Microsoft Terminal Services
Microsoft Terminal Services lets users work on applications in thin client fashion from a remote location. Terminal Services, part of Windows' NT Server 4.0 Terminal Services Edition, Windows 2000, and .NET Server, is a time-honored institution at many shops with ID badges and telecommuters who sport authentication token fobs. They get a new password number each 30 seconds and type it, along with their login, whenever they need to get in. (That's just one way to authenticate, of course.)
When initially released, "Term Server," like its parent, Citrix WinFrame, from Citrix Systems, Inc., became an enticing way for many shops to let employees access applications remotely, and it remains so to this day. With the addition of Citrix' Secure ICA Services' 128-bit, end-to-end encryption, (not included) Term Server traffic becomes more secure. You have to think about what happens after that secure log-in.
It's Not the Aliens: Remote Control
Perhaps the easiest to set up, lowest-budget solution for telecommuter access is remote control software, such as Symantec's PC Anywhere. These packages allow the remote user to literally control the machine back at the office. VNC is an open source selection that runs on Windows, Mac, Linux, and other platforms; it can be more trouble and additional skills are required, but you only pay if it works.
Some remote control software, such as Netopia's Timbuktu Version 7, use non-standard encryption when sending copies of your screen over the Internet. Currently, Timbuktu uses a proprietary method to scramble bits and randomize parts of the screen. Experts advise against using home-grown encryption, as even well-known methods often fail to pass muster once put under scrutiny and, with a proprietary cipher, you're getting what Gramma called "a pig in a poke." (Netopia says it plans to employ an as-yet unannounced form of standard encryption in its next version of Timbuktu.)
Meanwhile, Altiris Inc.'s Carbon Copy uses 128-bit MD5 encryption during authentication only, and the MD5 collision weakness that came to light in 2004 shouldn't be a problem for Carbon Copy. However, Carbon Copy's data stream is guarded by a 64-bit proprietary encryption key for each packet sent. Users may define any key for authentication of the data stream -- presumably if they provide the key.
Symantec Corporation just announced PC Anywhere 11.5 with AES encryption (up to 256-bit cipher strength) for both authentication and the data stream. The new version of pcAnywhere also offers host address blocking, 13 different methods of authentication (including RSA SecurID authentication), the ability to specify TCP/IP addresses and subnets that are allowed to connect, and the option to hide pcAnywhere hosts from TCP/IP browse lists.

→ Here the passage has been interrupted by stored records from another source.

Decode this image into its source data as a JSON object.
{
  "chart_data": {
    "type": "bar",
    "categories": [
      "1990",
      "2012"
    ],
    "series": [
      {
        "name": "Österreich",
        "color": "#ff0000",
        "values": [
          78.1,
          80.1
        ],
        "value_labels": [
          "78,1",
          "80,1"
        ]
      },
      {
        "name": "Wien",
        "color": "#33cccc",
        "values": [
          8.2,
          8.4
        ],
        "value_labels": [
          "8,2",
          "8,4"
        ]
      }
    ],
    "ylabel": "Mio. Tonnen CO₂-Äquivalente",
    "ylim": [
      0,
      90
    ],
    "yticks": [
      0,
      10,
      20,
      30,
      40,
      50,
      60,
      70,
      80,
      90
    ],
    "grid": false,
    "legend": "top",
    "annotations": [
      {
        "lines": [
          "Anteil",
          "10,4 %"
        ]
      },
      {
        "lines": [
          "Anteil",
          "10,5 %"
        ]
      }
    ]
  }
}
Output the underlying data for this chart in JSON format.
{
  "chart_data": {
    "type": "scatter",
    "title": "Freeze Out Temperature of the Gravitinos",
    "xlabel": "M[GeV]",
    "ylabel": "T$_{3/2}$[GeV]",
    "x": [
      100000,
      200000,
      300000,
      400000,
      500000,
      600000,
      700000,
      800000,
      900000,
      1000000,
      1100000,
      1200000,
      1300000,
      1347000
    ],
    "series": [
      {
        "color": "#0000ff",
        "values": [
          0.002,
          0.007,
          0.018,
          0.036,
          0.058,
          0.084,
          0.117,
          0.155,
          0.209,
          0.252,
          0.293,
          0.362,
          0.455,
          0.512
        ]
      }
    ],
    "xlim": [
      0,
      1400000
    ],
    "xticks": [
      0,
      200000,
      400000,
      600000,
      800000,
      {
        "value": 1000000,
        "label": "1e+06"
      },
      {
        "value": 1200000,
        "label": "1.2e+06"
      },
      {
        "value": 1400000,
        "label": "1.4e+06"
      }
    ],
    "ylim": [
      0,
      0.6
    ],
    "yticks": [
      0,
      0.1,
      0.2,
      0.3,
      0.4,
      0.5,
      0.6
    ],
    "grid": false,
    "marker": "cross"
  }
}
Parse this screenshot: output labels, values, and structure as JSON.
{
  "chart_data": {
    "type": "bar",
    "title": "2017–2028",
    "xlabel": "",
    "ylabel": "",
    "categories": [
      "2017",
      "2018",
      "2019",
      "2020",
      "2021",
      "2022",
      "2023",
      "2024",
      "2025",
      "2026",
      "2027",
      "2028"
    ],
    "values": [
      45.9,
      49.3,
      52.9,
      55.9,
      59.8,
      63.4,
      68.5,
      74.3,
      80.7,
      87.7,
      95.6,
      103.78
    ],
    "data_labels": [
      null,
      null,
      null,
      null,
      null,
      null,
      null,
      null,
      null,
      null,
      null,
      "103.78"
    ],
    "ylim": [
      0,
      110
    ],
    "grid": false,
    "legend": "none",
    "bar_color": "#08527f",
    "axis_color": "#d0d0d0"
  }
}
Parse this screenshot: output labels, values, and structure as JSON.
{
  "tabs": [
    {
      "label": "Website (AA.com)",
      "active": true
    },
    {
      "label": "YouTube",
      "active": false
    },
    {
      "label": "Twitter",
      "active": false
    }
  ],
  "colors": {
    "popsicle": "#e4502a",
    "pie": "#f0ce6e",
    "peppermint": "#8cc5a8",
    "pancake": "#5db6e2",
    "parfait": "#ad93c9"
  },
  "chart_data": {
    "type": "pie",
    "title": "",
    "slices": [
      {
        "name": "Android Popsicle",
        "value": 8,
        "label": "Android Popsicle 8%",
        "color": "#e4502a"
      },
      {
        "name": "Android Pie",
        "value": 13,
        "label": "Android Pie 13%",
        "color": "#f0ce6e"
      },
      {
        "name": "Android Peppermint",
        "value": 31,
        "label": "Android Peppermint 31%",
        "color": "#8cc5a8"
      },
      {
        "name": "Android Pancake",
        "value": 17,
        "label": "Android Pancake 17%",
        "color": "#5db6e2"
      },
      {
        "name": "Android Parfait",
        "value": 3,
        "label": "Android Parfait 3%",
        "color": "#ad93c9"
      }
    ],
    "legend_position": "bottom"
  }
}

Check security specs before you buy, because these things change. Go to BugTraq and check the product name (in date order) for security reports.
Also, make sure you can blank the screen in the office so telecommuters don't have an audience watching what they're doing from home.
The Important Things
Before you open the gates of your compound to your fellow humans, here are some final words of advice on keeping out the slathering monsters beyond the walls:
The lamest dual-mode authentication beats the slickest new trick. So take back the link to the national nose-print database if it isn't integrated with strong password protection.
If your troops are going to work on the road, talk to them about physical notebook security.
If your users are working at home, put something in the six-month memo about the safest place for storing passwords: in their heads! They are guardians of your network now.